Nostalgie, me quitteras-tu un jour ?

framboise_002

Ont veut me noyer
Ont veut m'extraire de force de mon bocal pour me jetter dans la mer "avec les grands"
*Aieuh* Rendez-moi ma bulle! J'veux pas grandir...
Et voilà, j'me prends 15 ans dans la tronche, la petite écolière entre au lycée. J'en reviens pas .
J'apréhendais surtout le changement d'établissement et les nouvelles têtes desquelles supporter le regard.
Ma rentrée faite, j'me rends compte que des changements pareils, on les retrouve tout au long de sa vie et qu'ils sont facilement surmontable après tout... Mes peurs ont changé de visages, ce qui m'inquiète à présent ce sont ceux de mes amis que je crains ne plus reconnaître. Ce qu'on peut changer à cet âge, ce qu'on peut en faire des conneries, ce qu'on peut savoir profiter des instants présent sans se soucier de l'avenir...
Pourquoi ne puis-je pas bénéficier de tout c'la? Comme ma vie serait plus douce, comme je serais leur amie, comme je pourrais partager leurs rires à eux, eux, peuple innaxcessible. J'voudrais prendre un briquet, brûler le voile qui nous sépare et allumer leurs clopes au passage...Voilà le problème. Je les envie de pouvoir profiter d'leurs jeunes années comme on dit, je les jalouse tellement que j'en viens à les hair, à me hair de ne pas réussir à être la même.
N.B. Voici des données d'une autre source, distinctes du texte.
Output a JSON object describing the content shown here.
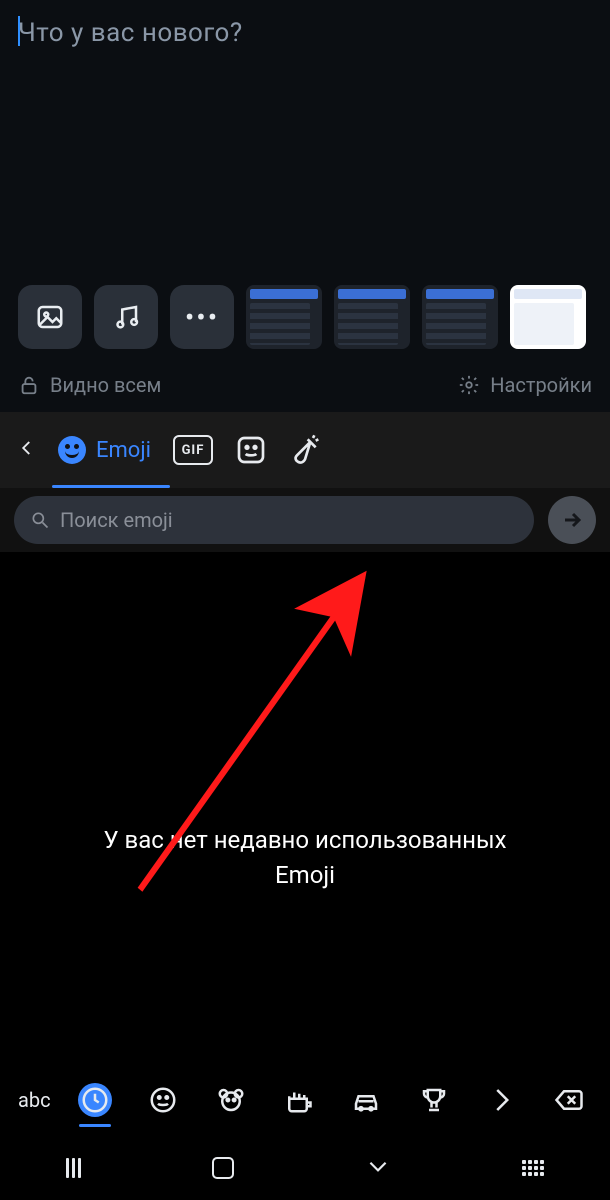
{
  "composer": {
    "placeholder": "Что у вас нового?"
  },
  "privacy": {
    "visibility_label": "Видно всем",
    "settings_label": "Настройки"
  },
  "keyboard": {
    "tab_emoji_label": "Emoji",
    "gif_label": "GIF",
    "search_placeholder": "Поиск emoji",
    "empty_message_line1": "У вас нет недавно использованных",
    "empty_message_line2": "Emoji",
    "abc_label": "abc"
  }
}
Je les envie de n'pas avoir à porter de masque en permanence, d'être ouverts. A côté de ça il y a des fois où je me considère tellement au dessus de tout ça , voire au dessus d'eux ,que j'en viens d'une part à culpabiliser d'oser penser une chose pareille ,et d'autre part je me r'trouve bien contente d'avoir échappé à toutes ces bétises...D'un côté une connerie de quête identitaire, de l'autre une conscience qui me souffle les bonnes idées. "Bonnes"? 'Faut voir...pas très bonnes à vivre, en tous cas.
Je dis que je n'veux pas grandir, je dois bien avouer que je m'y force; Obligée? Oui, par la force. La même force qui a voulu que la présence d'un père me soit confisquée : celle du destin...Faut-il encore que j'y croies ... Voici sûrrement d'où me vient cette confiance aveugle en l'avenir et cette devise idiote "Tout ce qui pourra m'arriver ne sera que bénéfique à mon développement." (idée venue d'un certain inconnu m'ayant envoyé quelques mots à la suite du décès de mon papa).
Mon Papa...Comme je voudrais qu'un père me console. J'aimerais remonter le temps jusqu'à la fois où je m'étais retrouvée dans le même état un 3 semptembre 2005, et accepter ton aide, cette fois-ci, pour garder tes mots dans une boîte et pouvoir l'ouvrir aujourd'hui. Je n'ai pas pu te connaître en 13 ans, impossible de m'inventer la consolation que tu aurais pu me donner...Me voilà à regarder un vieux disney, je régresse, comme dit Maman : J'ai besoin de reculer pour avancer.[vert comme mon lycée :p]

framboise_020

Posté par bouh à 20:12 - Commentaires [1] - Rétroliens [0] - Permalien [#]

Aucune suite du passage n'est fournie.